SAA will continue to serve South America via the Brazilian city of São Paulo, a market it currently serves eleven times weekly. In its effort to maintain connectivity in the region, SAA has implemented agreements with fellow Star Alliance partners and other major airlines operating between São Paulo and Buenos Aires, as well as to and from other key South American destinations.
This route closure is a good example of how SAA plans to leverage more of its Star Alliance membership to extract maximum value for its own business through its Long-Term Turnaround Strategy, named Gaining Altitude. SAA’s new approach is to focus on strengthening and expanding partnerships from its own hub airports as well as those of fellow carriers within Star Alliance and will route traffic on thinner markets using its partners’ networks.
SAA currently operates to 42 destinations worldwide with a long-haul network that is linked to all major continents from South Africa through eleven direct routes from Johannesburg to London (Heathrow), Frankfurt, Munich, Mumbai, Perth, Hong Kong, Beijing, New York, Washington, Sao Paulo and Buenos Aires. These services are supplemented by codeshare agreements with 27 other airlines across the markets it serves.
As our sister editorial platform, Routes News, reported last week, the decision to close the link has been met with disappointment at both ends of the route with particularly strong fury from Argentina, with tourism operators there writing to South Africa’s public enterprises minister, Malusi Gigaba, and SAA’s chief executive, Monwabisi Kalawe, lobbying to keep the direct flights.
South African tour operators have also criticised the move. Referencing a Johannesburg-based publication, Routes News reported that inbound operator Rhino Africa Safaris had written its own open letter to SAA’s Kalawe expressing concern at the decision. “We at Rhino Africa Safaris believe that this termination would have grave repercussions, not just for businesses like ourselves, but for South African tourism as a whole,” chief executive David Ryan was quoted as writing.
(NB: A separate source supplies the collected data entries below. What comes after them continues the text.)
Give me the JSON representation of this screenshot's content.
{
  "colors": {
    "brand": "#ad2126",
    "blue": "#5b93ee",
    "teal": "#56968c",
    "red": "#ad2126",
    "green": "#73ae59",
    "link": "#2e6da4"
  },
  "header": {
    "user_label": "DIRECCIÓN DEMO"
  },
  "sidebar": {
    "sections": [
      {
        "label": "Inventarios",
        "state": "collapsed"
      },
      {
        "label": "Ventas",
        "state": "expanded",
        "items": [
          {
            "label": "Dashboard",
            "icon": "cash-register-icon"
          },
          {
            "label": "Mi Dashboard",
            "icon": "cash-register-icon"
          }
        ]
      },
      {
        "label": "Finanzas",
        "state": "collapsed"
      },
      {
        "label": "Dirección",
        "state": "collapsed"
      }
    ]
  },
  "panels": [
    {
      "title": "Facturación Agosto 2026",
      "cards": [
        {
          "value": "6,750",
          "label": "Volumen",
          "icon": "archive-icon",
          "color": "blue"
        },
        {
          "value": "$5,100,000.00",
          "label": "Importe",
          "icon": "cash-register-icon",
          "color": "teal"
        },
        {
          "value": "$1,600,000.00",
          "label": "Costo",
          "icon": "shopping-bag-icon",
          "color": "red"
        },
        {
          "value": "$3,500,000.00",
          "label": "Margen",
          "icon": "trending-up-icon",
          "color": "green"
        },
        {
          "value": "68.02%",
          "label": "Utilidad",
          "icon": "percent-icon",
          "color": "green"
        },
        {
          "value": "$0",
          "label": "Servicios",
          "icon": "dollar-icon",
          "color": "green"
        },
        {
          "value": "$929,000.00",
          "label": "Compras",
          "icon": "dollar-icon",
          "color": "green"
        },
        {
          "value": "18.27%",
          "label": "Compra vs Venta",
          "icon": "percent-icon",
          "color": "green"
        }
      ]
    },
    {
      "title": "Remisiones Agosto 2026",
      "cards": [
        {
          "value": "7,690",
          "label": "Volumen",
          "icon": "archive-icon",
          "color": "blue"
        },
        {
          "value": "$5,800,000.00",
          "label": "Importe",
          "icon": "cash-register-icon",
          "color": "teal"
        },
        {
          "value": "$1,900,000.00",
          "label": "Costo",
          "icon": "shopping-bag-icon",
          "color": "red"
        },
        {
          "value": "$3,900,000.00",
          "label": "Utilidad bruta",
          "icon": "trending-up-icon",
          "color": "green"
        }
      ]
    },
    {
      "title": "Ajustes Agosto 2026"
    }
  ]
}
According to MIDT data, an estimated 20,000 bi-directional O&D passengers flew between Johannesburg and Buenos Aires in 2012, around 35.2 per cent of the total traffic on the route, according to our own analysis. Alongside the point-to-point demand the route has been well supported by strong transfer demand with around 30,000 additional travellers connecting at OR Tambo International Airport in Johannesburg to the long-haul service last year with particularly strong flows to Cape Town and the Asian destinations of Hong Kong, Xiamen and Fuzhou. There were also around 7,000 more passengers that connected in Buenos Aires to other destinations in South America, the largest flows being to Santiago, capital of Chile.